Reverse Transcriptase Inhibitors

• Nucleoside Reverse Transcriptase Inhibitors (NRTIs):

  • Azidothymidine (AZT) [Zidovudine, Retrovir] was the first FDA-approved drug that showed clinical benefit for HIV-1 management.

  • Benefits: Increased CD4+ T-cell counts, reduced opportunistic infections, and extended survival time.

  • Demonstrated proof-of-concept for the efficacy of antiretroviral drugs.

AZT Mechanism of Action

• Details (6 points to memorize):

  1. A nucleoside analogue with an altered structure.

  2. Contains a thymidine base attached to ribose, with the normal 3’ OH replaced by an azido (N3) group.

  3. Leads to premature chain termination upon incorporation into a growing DNA strand.

  4. Preferentially blocks HIV reverse transcriptase.

AZT & Maternal-Infant HIV-1 Transmission

• Well-tolerated in pregnancy with no adverse maternal effects.

• Reduces transmission risk from 25% to 8% (60% to 70% reduction).

NRTIs Toxicities

• Bone marrow toxicity leading to severe anemia/neutropenia.

• Peripheral neuropathy (pain and numbness).

• Pancreatitis.

• Hepatic abnormalities (hepatitis).

• Generalized clinical symptoms: fever, rash, nausea.

Protease Inhibitors

• Mechanism:

  • Prevent cleavage of gag and pol polypeptide precursors, halting replication.

• Clinical Efficacy:

  • Reduces viral load, increases CD4+ T-cell counts, lowers opportunistic infections, and extends survival.

Ritonavir (Norvir)

• A peptidomimetic protease inhibitor used to manage HIV-1.

• Mechanism of Action:

  • Binds to HIV-1 protease as a substrate but is not cleaved, remaining bound.

  • Two mechanisms:

  • Prevents gag polyprotein cleavage, resulting in immature virus particles.

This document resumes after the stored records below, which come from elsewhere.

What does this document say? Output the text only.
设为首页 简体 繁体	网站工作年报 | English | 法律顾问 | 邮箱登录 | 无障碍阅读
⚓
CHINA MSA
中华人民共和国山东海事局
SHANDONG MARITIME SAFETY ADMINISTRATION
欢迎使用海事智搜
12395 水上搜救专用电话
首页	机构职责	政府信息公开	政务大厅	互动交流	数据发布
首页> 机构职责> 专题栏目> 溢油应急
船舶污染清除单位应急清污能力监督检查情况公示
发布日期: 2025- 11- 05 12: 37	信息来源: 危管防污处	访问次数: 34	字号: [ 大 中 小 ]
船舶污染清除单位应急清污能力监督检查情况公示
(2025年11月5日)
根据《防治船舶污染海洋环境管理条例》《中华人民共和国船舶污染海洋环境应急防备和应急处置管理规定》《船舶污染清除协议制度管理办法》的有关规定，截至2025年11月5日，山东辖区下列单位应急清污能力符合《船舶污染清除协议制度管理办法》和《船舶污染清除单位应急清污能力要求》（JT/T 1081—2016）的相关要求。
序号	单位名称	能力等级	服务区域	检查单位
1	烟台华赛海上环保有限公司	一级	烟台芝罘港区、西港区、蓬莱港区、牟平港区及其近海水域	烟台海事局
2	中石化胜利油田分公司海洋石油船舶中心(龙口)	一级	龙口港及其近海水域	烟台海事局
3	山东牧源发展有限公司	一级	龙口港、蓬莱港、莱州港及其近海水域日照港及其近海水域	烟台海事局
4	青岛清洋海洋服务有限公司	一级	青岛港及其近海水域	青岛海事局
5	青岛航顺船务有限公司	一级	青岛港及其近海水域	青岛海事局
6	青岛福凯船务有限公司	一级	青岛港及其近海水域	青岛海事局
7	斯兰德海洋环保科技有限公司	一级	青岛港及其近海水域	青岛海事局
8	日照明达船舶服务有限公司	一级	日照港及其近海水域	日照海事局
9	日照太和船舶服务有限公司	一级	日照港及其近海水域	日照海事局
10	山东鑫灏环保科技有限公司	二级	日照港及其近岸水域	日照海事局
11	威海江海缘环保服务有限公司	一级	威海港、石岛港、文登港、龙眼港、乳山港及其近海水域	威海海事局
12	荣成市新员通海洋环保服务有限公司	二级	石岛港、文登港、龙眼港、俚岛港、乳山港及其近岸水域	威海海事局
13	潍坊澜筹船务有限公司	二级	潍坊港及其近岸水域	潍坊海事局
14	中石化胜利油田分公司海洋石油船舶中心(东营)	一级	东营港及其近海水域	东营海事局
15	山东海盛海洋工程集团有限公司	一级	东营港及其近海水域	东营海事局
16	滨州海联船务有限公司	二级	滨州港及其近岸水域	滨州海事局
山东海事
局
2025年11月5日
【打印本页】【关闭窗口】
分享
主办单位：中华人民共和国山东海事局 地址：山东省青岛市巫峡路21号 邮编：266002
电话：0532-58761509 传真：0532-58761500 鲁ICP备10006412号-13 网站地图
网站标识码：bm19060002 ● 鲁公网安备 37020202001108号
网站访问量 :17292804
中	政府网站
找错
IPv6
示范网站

  • Prevents pol polyprotein cleavage, inhibiting reverse transcriptase availability for replication.

Protease Inhibitors Toxicities

• Common Toxicities:

  • Lipodystrophy: fat redistribution from face/limbs to the abdomen.

  • Concerns regarding long-term cardiovascular effects due to lipid metabolism disruption.

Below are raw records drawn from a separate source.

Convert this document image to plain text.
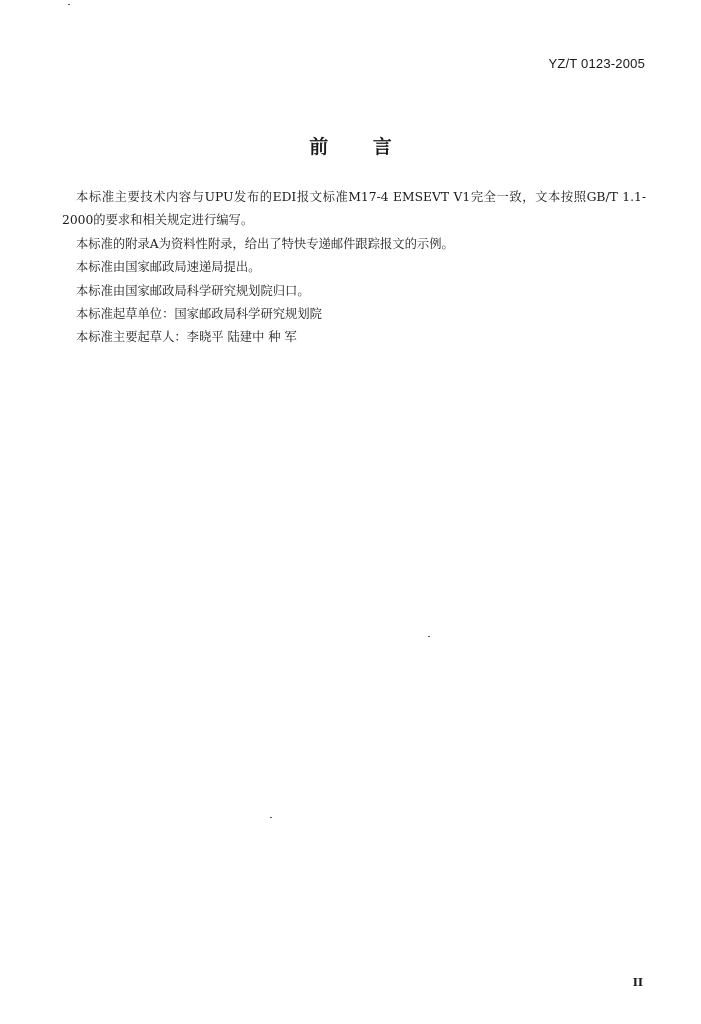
YZ/T 0123-2005
前 言

本标准主要技术内容与UPU发布的EDI报文标准M17-4 EMSEVT V1完全一致，文本按照GB/T 1.1-2000的要求和相关规定进行编写。

本标准的附录A为资料性附录，给出了特快专递邮件跟踪报文的示例。

本标准由国家邮政局速递局提出。

本标准由国家邮政局科学研究规划院归口。

本标准起草单位：国家邮政局科学研究规划院

本标准主要起草人：李晓平 陆建中 种 军

II
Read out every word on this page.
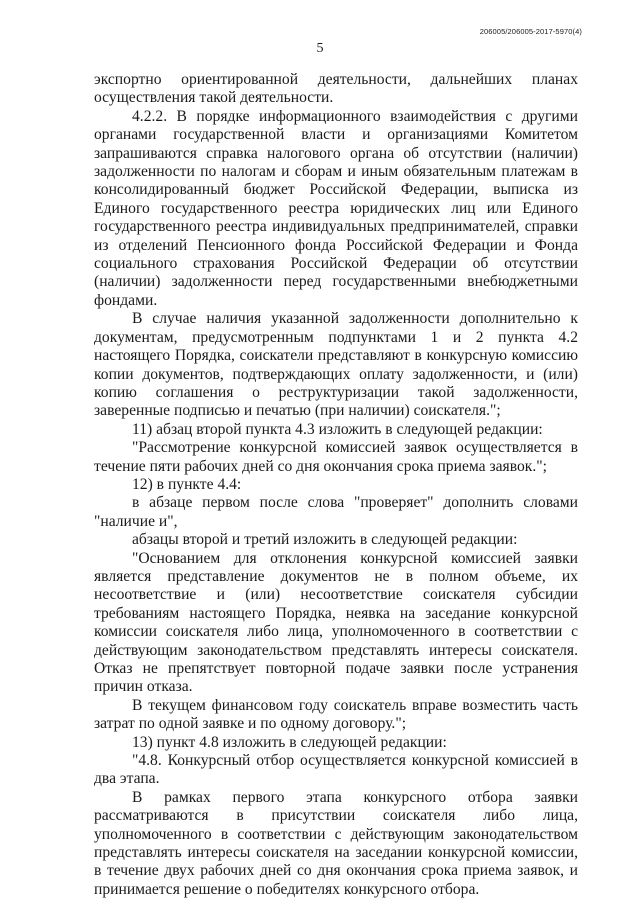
206005/206005-2017-5970(4)
5

экспортно ориентированной деятельности, дальнейших планах осуществления такой деятельности.

4.2.2. В порядке информационного взаимодействия с другими органами государственной власти и организациями Комитетом запрашиваются справка налогового органа об отсутствии (наличии) задолженности по налогам и сборам и иным обязательным платежам в консолидированный бюджет Российской Федерации, выписка из Единого государственного реестра юридических лиц или Единого государственного реестра индивидуальных предпринимателей, справки из отделений Пенсионного фонда Российской Федерации и Фонда социального страхования Российской Федерации об отсутствии (наличии) задолженности перед государственными внебюджетными фондами.

В случае наличия указанной задолженности дополнительно к документам, предусмотренным подпунктами 1 и 2 пункта 4.2 настоящего Порядка, соискатели представляют в конкурсную комиссию копии документов, подтверждающих оплату задолженности, и (или) копию соглашения о реструктуризации такой задолженности, заверенные подписью и печатью (при наличии) соискателя.";

11) абзац второй пункта 4.3 изложить в следующей редакции:

"Рассмотрение конкурсной комиссией заявок осуществляется в течение пяти рабочих дней со дня окончания срока приема заявок.";

12) в пункте 4.4:

в абзаце первом после слова "проверяет" дополнить словами "наличие и",

абзацы второй и третий изложить в следующей редакции:

"Основанием для отклонения конкурсной комиссией заявки является представление документов не в полном объеме, их несоответствие и (или) несоответствие соискателя субсидии требованиям настоящего Порядка, неявка на заседание конкурсной комиссии соискателя либо лица, уполномоченного в соответствии с действующим законодательством представлять интересы соискателя. Отказ не препятствует повторной подаче заявки после устранения причин отказа.

В текущем финансовом году соискатель вправе возместить часть затрат по одной заявке и по одному договору.";

13) пункт 4.8 изложить в следующей редакции:

"4.8. Конкурсный отбор осуществляется конкурсной комиссией в два этапа.

В рамках первого этапа конкурсного отбора заявки рассматриваются в присутствии соискателя либо лица, уполномоченного в соответствии с действующим законодательством представлять интересы соискателя на заседании конкурсной комиссии, в течение двух рабочих дней со дня окончания срока приема заявок, и принимается решение о победителях конкурсного отбора.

Combination Antiretroviral Therapy (ART)

• First line of treatment: Highly Active Antiretroviral Therapy (HAART).

• Treatment Regimen:

  • Combination of at least one protease inhibitor with two NRTIs (or other antiretroviral drugs).

• Clinical Outcomes:

  • Significantly reduces HIV-1 load, improves immune functions, and prevents opportunistic infections, transforming AIDS into a chronic condition.

Integrase Inhibitors

• Development phase lasted ~12 years due to challenges in crystallization.

• Four integrase inhibitors available, providing effective viral suppression when used in combination with other HIV-1 medications.

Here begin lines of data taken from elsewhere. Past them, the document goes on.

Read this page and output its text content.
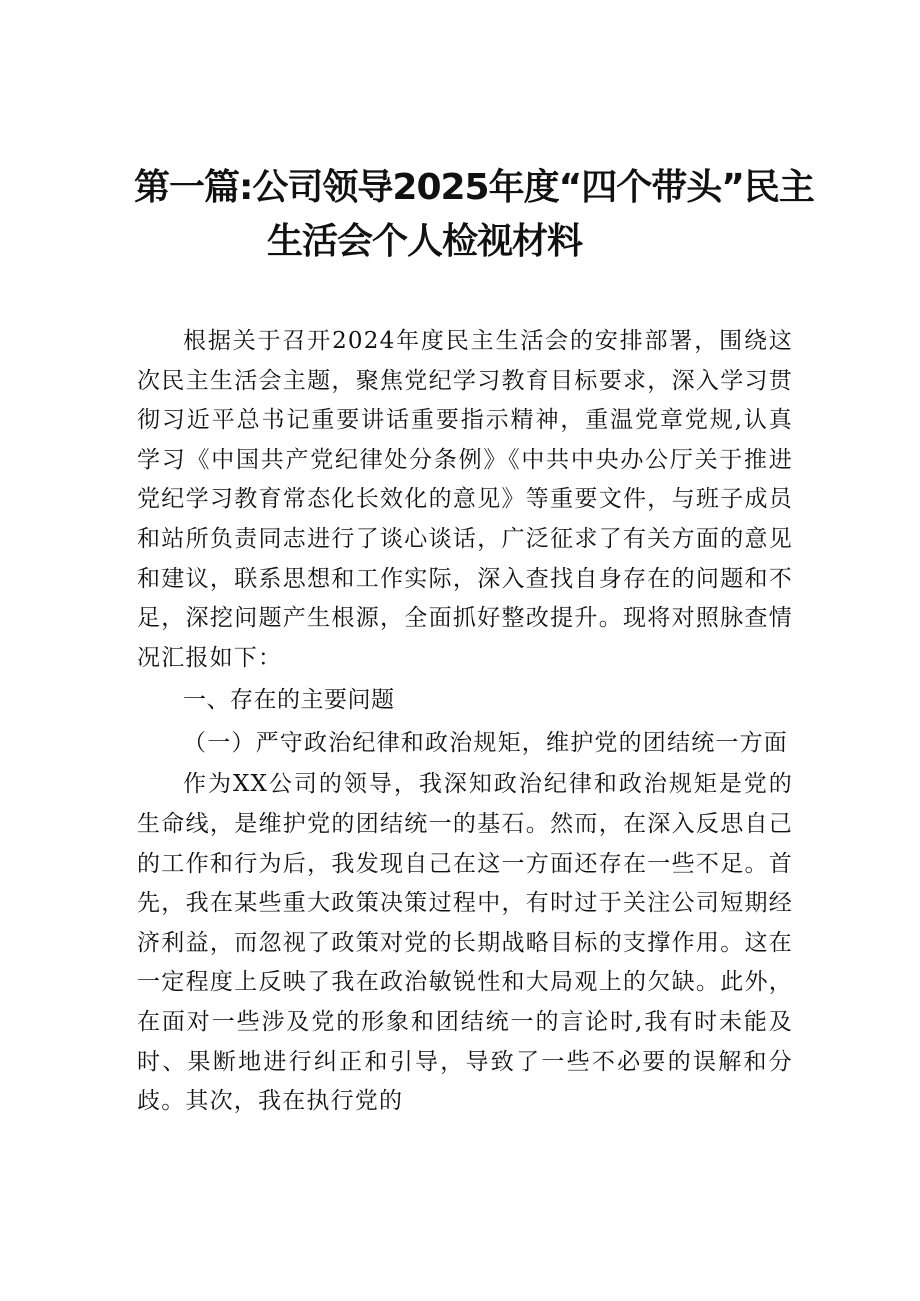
第一篇:公司领导2025年度“四个带头”民主
生活会个人检视材料

根据关于召开2024年度民主生活会的安排部署，围绕这次民主生活会主题，聚焦党纪学习教育目标要求，深入学习贯彻习近平总书记重要讲话重要指示精神，重温党章党规,认真学习《中国共产党纪律处分条例》《中共中央办公厅关于推进党纪学习教育常态化长效化的意见》等重要文件，与班子成员和站所负责同志进行了谈心谈话，广泛征求了有关方面的意见和建议，联系思想和工作实际，深入查找自身存在的问题和不足，深挖问题产生根源，全面抓好整改提升。现将对照脉查情况汇报如下：

一、存在的主要问题

（一）严守政治纪律和政治规矩，维护党的团结统一方面

作为XX公司的领导，我深知政治纪律和政治规矩是党的生命线，是维护党的团结统一的基石。然而，在深入反思自己的工作和行为后，我发现自己在这一方面还存在一些不足。首先，我在某些重大政策决策过程中，有时过于关注公司短期经济利益，而忽视了政策对党的长期战略目标的支撑作用。这在一定程度上反映了我在政治敏锐性和大局观上的欠缺。此外，在面对一些涉及党的形象和团结统一的言论时,我有时未能及时、果断地进行纠正和引导，导致了一些不必要的误解和分歧。其次，我在执行党的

• Potentially beneficial for those with HAART/ART resistance.

Pre-exposure Prophylaxis (PrEP)

• Combination of antiretroviral medications designed to prevent HIV-1 infection.

• Reduces transmission risk by ~99%.

• Available formulations include two antiretrovirals (NRTIs alone or with integrase inhibitor): Truvada, Descovy, Dovato, Biktarvy.

Premature Aging in HIV-1 Patients

• Individuals with chronic infections show accelerated aging, exhibiting age-related disorders such as:

  • Cardiovascular disease

  • Cognitive impairment

  • Type II diabetes

  • Osteoporosis

  • Age-related macular degeneration

• Estimated accelerated aging effect of up to 15 years.

Major Obstacles in HIV-1 Management

• Direct attack and destruction of immune system components by HIV-1.

• Establishment of latent/persistent infections via provirus DNA.

• HIV-1 crossing the blood-brain barrier to infect the brain.

• High mutation rate producing numerous antigenic variants complicates vaccine development, raising questions about strain/subtype inclusion in vaccines.

Conclusion

• A safe and effective vaccine against HIV-1 infection has not yet been developed.